I gioielli sardi sono strettamente legati al vestiario popolare, poiché nelle loro molteplici espressioni lo integrano e lo completano come suoi elementi decorativi: la loro ricca presenza decora l’abbigliamento delle grandi occasioni, nei giorni festivi o nelle cerimonie, mentre la loro assenza identifica l’abbigliamento usuale di tutti i giorni.

Nella cultura sarda ogni gioiello simboleggiava un significato, che veniva tramandato di generazione in generazione con la donazione dell’oggetto prezioso: il gioiello poteva rappresentare un’alleanza tra famiglie, un vincolo tra sposi, poteva esprime un valore sacro, poteva rimarcare una differenza sociale o identificare una distinzione geografica di provenienza.

Si devono alla dominazione spagnola dell’isola i risultati qualitativi migliori raggiunti nella lavorazione dell’oro e la relativa applicazione ai gioielli sardi: la filigrana, ancora oggi diffusamente usata per forgiare quasi tutti i gioielli sardi con questo metallo, è l’espressione più compiuta e originale della perizia, della fantasia e della creatività dell’artigianato locale.
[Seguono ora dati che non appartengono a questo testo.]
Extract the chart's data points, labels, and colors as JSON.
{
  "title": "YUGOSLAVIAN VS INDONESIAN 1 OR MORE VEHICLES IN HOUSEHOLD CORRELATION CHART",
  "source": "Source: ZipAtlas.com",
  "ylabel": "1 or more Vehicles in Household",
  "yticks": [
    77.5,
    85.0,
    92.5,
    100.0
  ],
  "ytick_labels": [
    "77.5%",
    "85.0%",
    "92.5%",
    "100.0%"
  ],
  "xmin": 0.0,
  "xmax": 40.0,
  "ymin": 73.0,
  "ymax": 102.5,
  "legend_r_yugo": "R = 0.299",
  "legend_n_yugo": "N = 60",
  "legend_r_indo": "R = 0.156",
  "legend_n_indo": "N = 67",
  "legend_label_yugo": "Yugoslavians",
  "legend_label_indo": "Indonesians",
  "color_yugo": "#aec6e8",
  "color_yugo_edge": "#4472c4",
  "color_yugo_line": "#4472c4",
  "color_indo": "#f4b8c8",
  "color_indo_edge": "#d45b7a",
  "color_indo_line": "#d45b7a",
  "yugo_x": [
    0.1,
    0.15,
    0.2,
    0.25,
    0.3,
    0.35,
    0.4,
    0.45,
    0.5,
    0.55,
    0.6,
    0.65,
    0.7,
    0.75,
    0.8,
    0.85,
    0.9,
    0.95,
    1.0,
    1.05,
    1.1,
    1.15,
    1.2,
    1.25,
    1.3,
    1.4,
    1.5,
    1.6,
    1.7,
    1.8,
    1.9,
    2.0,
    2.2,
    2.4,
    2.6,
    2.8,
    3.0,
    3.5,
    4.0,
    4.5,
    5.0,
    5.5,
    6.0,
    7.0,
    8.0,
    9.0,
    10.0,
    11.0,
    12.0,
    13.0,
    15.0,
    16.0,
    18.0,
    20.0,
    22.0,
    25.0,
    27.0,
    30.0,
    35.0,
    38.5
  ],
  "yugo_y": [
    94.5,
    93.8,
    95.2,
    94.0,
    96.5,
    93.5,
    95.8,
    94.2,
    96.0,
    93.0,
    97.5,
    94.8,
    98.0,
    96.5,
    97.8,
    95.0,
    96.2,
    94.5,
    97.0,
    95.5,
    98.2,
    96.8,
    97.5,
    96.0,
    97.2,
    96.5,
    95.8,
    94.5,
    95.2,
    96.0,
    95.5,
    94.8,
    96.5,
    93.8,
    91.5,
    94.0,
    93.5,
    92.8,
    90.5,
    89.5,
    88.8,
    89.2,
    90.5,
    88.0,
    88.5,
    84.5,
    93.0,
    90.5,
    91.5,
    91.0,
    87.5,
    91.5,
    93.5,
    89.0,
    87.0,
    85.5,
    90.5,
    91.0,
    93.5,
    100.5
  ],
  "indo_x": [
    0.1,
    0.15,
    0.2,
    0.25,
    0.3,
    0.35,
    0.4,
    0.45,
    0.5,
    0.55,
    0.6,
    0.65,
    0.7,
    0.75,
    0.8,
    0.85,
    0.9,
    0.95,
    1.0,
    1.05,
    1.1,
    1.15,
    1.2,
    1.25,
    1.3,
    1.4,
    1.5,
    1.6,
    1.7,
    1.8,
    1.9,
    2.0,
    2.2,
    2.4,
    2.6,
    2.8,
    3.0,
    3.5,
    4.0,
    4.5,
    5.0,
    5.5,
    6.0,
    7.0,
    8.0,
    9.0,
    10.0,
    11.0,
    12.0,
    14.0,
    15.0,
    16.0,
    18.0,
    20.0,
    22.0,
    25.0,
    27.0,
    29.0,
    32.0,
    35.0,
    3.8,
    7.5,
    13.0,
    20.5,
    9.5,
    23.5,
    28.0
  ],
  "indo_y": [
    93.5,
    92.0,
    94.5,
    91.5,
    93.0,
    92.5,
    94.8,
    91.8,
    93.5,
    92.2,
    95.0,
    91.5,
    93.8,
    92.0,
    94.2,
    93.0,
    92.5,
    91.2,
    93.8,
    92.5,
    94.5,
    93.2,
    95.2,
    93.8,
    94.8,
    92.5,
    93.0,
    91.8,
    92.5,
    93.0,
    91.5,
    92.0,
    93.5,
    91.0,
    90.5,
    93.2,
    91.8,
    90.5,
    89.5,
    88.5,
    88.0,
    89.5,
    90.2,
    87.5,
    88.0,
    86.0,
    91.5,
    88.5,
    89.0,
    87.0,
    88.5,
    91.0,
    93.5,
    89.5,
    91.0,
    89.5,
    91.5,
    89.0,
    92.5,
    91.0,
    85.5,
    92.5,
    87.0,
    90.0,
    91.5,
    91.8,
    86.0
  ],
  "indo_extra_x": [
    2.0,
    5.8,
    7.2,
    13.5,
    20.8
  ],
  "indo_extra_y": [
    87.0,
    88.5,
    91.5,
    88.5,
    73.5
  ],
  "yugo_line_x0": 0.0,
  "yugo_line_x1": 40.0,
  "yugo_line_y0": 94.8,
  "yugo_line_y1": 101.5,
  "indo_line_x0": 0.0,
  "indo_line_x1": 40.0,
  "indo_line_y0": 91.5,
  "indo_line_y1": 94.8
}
Dall’antico mestiere dell’orafo Selargius eredita una grande varietà e produzione di gioielli tradizionali, quasi tutti di proprietà delle antiche famiglie del paese e tutt’oggi gelosamente custoditi dalle nuove generazioni.

Alcuni di questi gioielli centenari adornano il vestiario dei partecipanti alle manifestazioni di folklore tradizionale ed è possibile osservarli indossati nelle principali rappresentazioni locali come l’Antico Sposalizio Selargino.

Tutti noi dell’associazione Kellarious, durante le nostre rappresentazioni, vestiamo i costumi locali e indossiamo i gioielli tradizionali di Selargius, in segno distintivo della nostra identità.